In July 1959, Clarence E. Miller, by then retired from his post at the St. Louis Mercantile Library, sat down to remember Horace Kephart, the most brilliant man, Miller claimed, that he had ever known and “almost, as a matter of course, the least assuming.” Miller was a young job applicant when he first encountered Kephart. Kephart was a man of some repute—born in 1862, a college graduate by 1879, an ambitious bilingual librarian whose career had taken him from Cornell to Florence to Yale and, in 1890, to the top spot in St. Louis, where he had notoriously begun to build the largest standing collection of “Western Americana.” Following “perhaps the briefest interview on record,” eighteen-year-old Miller was given employment at the Mercantile.

Hoping for mentoring and encouragement from this married father of six, Miller realized soon enough that he wouldn’t be getting much of either. Concise and efficient, his memory perfectly photographic, his demeanor cordial enough despite a predilection for solitude, Kephart, recalled Miller, "lived almost exclusively in a world of his own, guarded most securely by his constant activity. He had no secretary and spent most of his day beating a two-fingered tattoo on a Smith-Premier typewriter."

As the years went by, Miller noted, Kephart, a “crack shot with a rifle” who once tried but failed to raise a small corps of volunteer sharpshooters on behalf of the Spanish American War, spent more and more time in the woods. He would camp alone in the Ozarks on the weekends, Miller said, and then return to the library early each Monday, renewed, invigorated. Once back in the civilized world, he’d burrow deep in the card catalogue, pound his Smith-Premier, buy up a few more books for his beloved special collection. He’d consult with a growing band of western writers who hungered after the knowledge Kephart singularly possessed.

Nearly thirty years after Miller began making his sly observations of Kephart, F.A. Behymer, a star reporter for the St. Louis Post-Dispatch, journeyed to a tiny town in western North Carolina to spend an afternoon with the former librarian. The year was 1926. Kephart was sixty-four years old. He had lived alone in the Appalachians since scandalously abandoning all that had ever seemed to matter—his library, his reputation, his Ozarks, his wife, his six young children—at the age of forty-two. At the Cooper House in Bryson City, Behymer sat with Kephart in his modest writers’ workshop and noted how the window opened out on the Tuckaseegee and “the Big Smokies beyond.” It was a glorious view. It gave the illusion of freedom. It enabled Kephart—still sprightly, still fine-featured—to:

… raise his eyes and look through his window and see the swiftly-flowing water and the mountains that rise, ridge on ridge. And, if the day’s toll irks and the outdoors calls, there’s a packed knapsack hanging on the wall and within two hours he can be out in the wide spaces and the high places where he likes best to be.

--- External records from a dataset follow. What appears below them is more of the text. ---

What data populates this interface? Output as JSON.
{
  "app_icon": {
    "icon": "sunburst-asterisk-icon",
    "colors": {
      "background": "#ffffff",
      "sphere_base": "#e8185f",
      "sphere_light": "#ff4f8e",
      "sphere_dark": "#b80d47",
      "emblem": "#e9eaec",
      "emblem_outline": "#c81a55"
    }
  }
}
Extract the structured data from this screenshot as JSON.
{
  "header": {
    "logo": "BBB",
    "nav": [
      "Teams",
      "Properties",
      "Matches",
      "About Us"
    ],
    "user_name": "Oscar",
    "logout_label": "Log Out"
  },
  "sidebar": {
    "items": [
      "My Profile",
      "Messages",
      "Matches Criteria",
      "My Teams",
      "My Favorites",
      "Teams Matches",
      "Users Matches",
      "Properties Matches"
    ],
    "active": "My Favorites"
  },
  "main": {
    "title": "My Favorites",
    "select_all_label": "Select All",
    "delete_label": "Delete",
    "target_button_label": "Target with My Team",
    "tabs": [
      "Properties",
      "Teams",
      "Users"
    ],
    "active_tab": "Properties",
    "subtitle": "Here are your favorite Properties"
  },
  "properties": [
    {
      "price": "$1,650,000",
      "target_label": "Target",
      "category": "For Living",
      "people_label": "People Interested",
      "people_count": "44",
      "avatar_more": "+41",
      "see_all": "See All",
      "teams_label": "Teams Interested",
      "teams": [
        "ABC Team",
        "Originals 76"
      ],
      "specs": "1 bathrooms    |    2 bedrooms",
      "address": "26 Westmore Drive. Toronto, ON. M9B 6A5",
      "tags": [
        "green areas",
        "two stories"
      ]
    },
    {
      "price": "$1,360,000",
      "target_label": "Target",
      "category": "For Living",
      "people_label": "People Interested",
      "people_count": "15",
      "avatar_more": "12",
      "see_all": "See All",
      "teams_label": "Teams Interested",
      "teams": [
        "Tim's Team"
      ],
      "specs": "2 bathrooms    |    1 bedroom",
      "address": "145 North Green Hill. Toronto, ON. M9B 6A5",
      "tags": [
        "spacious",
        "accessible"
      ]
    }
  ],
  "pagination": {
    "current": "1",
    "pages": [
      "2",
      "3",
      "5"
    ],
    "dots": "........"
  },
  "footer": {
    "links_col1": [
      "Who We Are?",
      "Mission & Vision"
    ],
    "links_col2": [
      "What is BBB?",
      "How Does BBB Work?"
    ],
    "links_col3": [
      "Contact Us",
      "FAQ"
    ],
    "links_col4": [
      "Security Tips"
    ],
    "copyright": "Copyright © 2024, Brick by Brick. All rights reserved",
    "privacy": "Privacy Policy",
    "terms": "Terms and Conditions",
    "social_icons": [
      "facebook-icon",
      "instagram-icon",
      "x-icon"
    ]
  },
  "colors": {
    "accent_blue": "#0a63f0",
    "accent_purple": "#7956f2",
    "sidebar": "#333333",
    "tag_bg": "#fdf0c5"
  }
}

My great-grandfather’s knapsack weighed just twenty-seven pounds. In the long, strange last chapter of his life, it was all he ever needed to feel the most alive. He had an “aura of loneliness,” Miller would later recall. It was the legacy he would leave with us, the mystery of a man.

5 comments:

Anna Lefler said...

What a gorgeous and fascinating post, Beth. The Smokies are a significant character in my family's history as well (I'm happy to say). To anyone who's experienced it, their call is powerful indeed.

PJ Hoover said...

So he found that oneness with nature. It's addictive - I'll give it that.
Have a great weekend!

Vivian Mahoney said...

Your great-grandfather was certainly an interesting and mysterious man. Beautiful essay.

Beth Kephart said...

Thank you, Anna, PJ, and Vivian (we should have a tea party someday). He was something else, but he was also nearly intangible. People like that can wound others, even as they represent something so desirable. And they never stop raising questions.

anakeesta said...

Interesting post. Would it be possible to see the entire essay?